Raab accuses Irish Government of taking ‘trenchant line’ on backstop

Raab accuses Irish Government of taking ‘trenchant line’ on backstop

Former Brexit secretary Dominic Raab has said that the UK Government would renegotiate the backstop if they found “a ladder for the Irish Government to climb down”.

Speaking to the Northern Ireland Affairs Committee on Wednesday, he accused the Irish Government of taking a “trenchant line” on the backstop.

Mr Raab said that the UK Government made the right decision on Tuesday to vote in favour of changing the backstop plan.

Referring to negotiations while he was Brexit secretary, he said: “What was clear to me in Dublin was that, politically, they were taking a very firm line on a deadline.

“The Irish Government took such a trenchant line on the backstop, such a very political line.

“We probably need to work with our Irish friends and partners in a way that not only deals with the practical operational issues, but is politically acceptable to them.

“They are in a very difficult position now because of the particularly strong political position that was taken by the Taoiseach.”

He also claimed that some representatives in Dublin, Northern Ireland and in the European Commission saw the border issue as an opportunity to control the UK after Brexit.

“It was reported to me through diplomats that there were voices to that effect,” he said.

He added that it was possible that a “big part” of the problem surrounding the negotiations was that some people in Ireland and the EU do not believe Brexit will happen.

Lady Sylvia Hermon, MP for North Down, asked whether Mr Raab had read the Belfast Agreement.

He replied: “I haven’t sat down and read it from the beginning. At various points of negotiations it was important to delve in and read parts.

“It’s not like a novel where you sit down and think it’s a cracking read.”
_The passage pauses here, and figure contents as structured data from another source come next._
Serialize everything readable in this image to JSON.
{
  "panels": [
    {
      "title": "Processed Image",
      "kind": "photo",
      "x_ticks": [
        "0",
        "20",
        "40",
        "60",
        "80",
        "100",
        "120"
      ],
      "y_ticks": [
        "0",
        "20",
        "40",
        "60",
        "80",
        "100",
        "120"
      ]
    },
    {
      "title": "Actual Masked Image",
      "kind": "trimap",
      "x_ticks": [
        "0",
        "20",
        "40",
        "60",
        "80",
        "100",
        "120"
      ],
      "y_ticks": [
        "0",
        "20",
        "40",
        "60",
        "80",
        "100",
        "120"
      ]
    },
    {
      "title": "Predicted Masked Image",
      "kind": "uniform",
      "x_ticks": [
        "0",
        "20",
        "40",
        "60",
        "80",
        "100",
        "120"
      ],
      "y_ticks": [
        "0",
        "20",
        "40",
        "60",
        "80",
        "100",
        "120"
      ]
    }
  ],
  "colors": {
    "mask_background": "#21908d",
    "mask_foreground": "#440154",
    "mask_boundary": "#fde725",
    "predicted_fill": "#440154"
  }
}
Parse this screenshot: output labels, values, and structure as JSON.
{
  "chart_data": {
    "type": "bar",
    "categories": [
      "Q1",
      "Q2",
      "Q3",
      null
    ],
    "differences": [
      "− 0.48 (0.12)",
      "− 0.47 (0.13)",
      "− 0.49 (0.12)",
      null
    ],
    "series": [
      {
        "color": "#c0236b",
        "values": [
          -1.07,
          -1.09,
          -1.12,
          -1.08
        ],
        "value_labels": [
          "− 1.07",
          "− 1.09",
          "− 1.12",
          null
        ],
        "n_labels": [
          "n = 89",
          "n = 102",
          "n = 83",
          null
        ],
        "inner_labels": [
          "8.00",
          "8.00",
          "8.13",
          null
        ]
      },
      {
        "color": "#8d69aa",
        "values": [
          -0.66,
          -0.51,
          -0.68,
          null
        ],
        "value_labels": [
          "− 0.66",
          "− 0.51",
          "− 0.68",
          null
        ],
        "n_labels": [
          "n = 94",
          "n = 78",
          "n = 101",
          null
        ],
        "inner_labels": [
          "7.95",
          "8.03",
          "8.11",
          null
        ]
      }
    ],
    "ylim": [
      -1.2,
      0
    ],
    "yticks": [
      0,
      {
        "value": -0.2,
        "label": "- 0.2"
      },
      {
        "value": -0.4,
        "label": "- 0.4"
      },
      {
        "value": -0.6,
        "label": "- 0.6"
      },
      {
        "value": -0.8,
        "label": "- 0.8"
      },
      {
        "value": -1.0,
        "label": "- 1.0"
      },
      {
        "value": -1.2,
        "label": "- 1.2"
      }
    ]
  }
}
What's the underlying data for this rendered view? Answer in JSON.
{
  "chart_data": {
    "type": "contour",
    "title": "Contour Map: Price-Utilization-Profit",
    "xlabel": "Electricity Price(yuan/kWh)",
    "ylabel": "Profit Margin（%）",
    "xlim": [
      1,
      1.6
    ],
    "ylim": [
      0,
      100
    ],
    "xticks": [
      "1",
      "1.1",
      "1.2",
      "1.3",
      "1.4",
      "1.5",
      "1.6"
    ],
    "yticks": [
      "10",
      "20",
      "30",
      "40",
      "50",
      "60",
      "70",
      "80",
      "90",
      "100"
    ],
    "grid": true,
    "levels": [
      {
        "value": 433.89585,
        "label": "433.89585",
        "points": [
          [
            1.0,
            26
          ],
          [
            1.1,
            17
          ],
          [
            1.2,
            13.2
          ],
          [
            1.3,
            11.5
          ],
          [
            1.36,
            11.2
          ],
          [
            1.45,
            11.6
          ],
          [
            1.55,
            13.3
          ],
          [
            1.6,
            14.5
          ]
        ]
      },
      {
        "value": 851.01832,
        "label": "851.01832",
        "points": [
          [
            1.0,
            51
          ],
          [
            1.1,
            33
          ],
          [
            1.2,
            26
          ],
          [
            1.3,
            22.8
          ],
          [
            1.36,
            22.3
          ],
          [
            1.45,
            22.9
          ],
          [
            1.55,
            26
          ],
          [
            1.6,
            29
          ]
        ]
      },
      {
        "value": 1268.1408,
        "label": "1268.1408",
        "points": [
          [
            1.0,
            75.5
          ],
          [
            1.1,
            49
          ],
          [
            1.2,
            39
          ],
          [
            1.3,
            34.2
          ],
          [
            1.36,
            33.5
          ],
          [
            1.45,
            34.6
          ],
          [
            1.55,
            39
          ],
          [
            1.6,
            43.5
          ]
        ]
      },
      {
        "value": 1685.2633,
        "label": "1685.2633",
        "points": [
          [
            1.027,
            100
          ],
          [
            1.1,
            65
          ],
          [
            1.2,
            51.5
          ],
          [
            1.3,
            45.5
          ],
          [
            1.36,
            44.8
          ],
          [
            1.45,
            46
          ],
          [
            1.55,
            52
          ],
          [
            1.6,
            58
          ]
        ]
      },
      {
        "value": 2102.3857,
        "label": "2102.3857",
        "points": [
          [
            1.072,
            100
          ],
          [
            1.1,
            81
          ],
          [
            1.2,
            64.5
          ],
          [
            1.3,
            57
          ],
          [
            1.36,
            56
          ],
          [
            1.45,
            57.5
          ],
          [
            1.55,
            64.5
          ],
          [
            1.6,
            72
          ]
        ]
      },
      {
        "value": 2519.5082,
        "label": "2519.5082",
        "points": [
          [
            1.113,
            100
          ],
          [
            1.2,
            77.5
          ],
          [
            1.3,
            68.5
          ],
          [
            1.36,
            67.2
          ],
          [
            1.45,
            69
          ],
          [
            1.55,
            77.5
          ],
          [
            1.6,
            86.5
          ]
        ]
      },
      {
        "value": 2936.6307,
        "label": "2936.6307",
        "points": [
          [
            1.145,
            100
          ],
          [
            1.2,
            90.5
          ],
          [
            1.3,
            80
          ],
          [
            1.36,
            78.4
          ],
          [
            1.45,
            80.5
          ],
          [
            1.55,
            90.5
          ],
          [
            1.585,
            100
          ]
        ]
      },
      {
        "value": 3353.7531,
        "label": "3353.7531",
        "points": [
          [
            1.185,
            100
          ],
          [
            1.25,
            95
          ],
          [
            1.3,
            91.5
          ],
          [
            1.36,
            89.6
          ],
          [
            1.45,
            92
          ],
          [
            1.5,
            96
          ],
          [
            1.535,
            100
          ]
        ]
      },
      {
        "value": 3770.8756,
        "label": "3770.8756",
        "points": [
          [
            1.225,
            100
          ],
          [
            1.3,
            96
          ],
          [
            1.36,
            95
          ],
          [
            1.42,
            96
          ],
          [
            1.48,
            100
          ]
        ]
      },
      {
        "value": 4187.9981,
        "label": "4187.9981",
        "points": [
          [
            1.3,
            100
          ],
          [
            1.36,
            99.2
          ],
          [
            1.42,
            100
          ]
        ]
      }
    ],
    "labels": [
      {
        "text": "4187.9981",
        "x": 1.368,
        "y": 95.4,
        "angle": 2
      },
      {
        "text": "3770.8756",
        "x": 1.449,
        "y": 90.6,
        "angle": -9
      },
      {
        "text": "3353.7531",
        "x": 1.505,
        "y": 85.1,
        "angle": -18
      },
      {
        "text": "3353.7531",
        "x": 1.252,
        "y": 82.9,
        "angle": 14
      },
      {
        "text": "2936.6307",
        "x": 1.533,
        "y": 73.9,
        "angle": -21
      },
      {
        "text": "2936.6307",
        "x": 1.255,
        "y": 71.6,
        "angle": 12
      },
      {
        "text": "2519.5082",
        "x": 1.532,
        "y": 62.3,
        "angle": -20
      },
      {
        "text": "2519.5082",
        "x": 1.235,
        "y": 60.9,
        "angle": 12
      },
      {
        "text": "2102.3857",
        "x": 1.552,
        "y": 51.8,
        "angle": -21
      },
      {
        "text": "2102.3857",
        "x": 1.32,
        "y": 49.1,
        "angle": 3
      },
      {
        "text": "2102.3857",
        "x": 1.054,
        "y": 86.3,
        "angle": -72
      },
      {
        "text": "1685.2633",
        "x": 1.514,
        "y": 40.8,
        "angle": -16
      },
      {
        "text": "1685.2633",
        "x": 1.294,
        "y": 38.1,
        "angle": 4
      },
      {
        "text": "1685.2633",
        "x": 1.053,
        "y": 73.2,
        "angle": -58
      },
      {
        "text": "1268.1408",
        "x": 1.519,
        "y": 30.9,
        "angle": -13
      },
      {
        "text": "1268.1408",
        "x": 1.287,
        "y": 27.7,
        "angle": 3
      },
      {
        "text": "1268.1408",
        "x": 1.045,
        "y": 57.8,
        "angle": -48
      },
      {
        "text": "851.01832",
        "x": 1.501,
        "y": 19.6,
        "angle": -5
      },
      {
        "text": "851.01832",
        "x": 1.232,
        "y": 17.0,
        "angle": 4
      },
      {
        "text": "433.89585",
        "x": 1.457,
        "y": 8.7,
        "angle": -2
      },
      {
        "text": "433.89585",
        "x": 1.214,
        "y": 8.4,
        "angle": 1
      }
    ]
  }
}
Democratic Unionist MP Ian Paisley Jr raised comments made by Taoiseach Leo Varadkar last week after he suggested that soldiers could return to the border if Brexit goes badly wrong.

Mr Raab,  who stepped down as Brexit secretary last year, said he was “surprised” by the political approach from Dublin, and added: “We want to retain a strong relationship with our Irish partners. You could argue they have the most to lose.

“Some of that language has courted the very thing they want to avoid.”

Mr Paisley’s DUP colleague Gregory Campbell questioned whether the Irish Government or the EU discussed what a hard border would look like during the Brexit negotiations.

Mr Raab said a hard border, in terms of infrastructure or customs, was not raised but added that the troubles of the past “were never far from our concerns”.

He told the committee that he made it clear to Brussels’ chief Brexit negotiator Michel Barnier that the UK Government would not countenance a return to the hard border.

He added: “I toured the border (last year) with the PSNI and looked at the police stations and the border and got a sense of what it looked like in practice and it’s beautiful, with rolling hills.”

When asked by British Labour MP Conor McGinn, who is originally from south Armagh, why he did not stop to talk to people who lived in the border, Mr Raab said he was advised not to in order to “avoid a political scrum”.